With large school fees increases and the removal of the cap on university tuition fees, it’s never been harder to ensure your child has the education they deserve. Much foresight and planning is needed to mitigate the costs when playing this particular game.
Recent years have seen fee rises, in some cases considerably ahead of inflation; over a generation, fees have risen fivefold from an annual £3,000-6,000 in 1986, according to The Good Schools Guide, with some now pushing the psychologically significant £30,000 barrier.
Even once children are beyond school age there’s little respite; with the raising last December of the government cap on tuition fees to £9,000 a year, university costs are set to rise as well. The average annual cost of living and studying in 2010-11, according to the National Union of Students, was £15,523 outside London, and the average shortfall a whopping £7,340.

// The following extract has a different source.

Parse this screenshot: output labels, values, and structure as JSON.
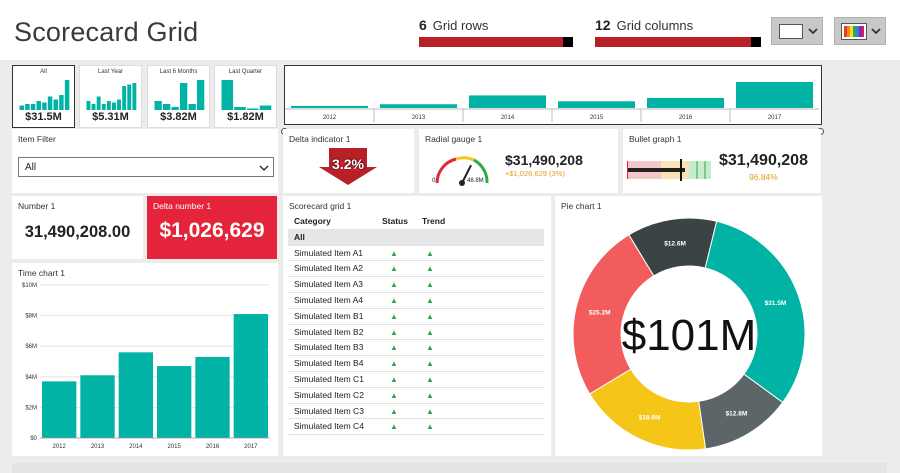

It all makes it increasingly difficult for parents to provide the kind of education that they themselves received — one reason why a growing number of grandparents are getting involved in helping to make
the numbers add up.
‘Paying for your child’s education is a long-term commitment, getting on for quarter of a century if you are starting with prep school and seeing a child through to a degree,’ says Simon Blowey, a financial planner at Brewin Dolphin.
‘There is a growing realisation that parents are not going to be able to buy a house, fund a pension and their children’s education through the kind of capital growth that we have seen in the past 40 years,’ says Blowey, who is seeing more and more clients using their savings for the benefit of their grandchildren’s schooling.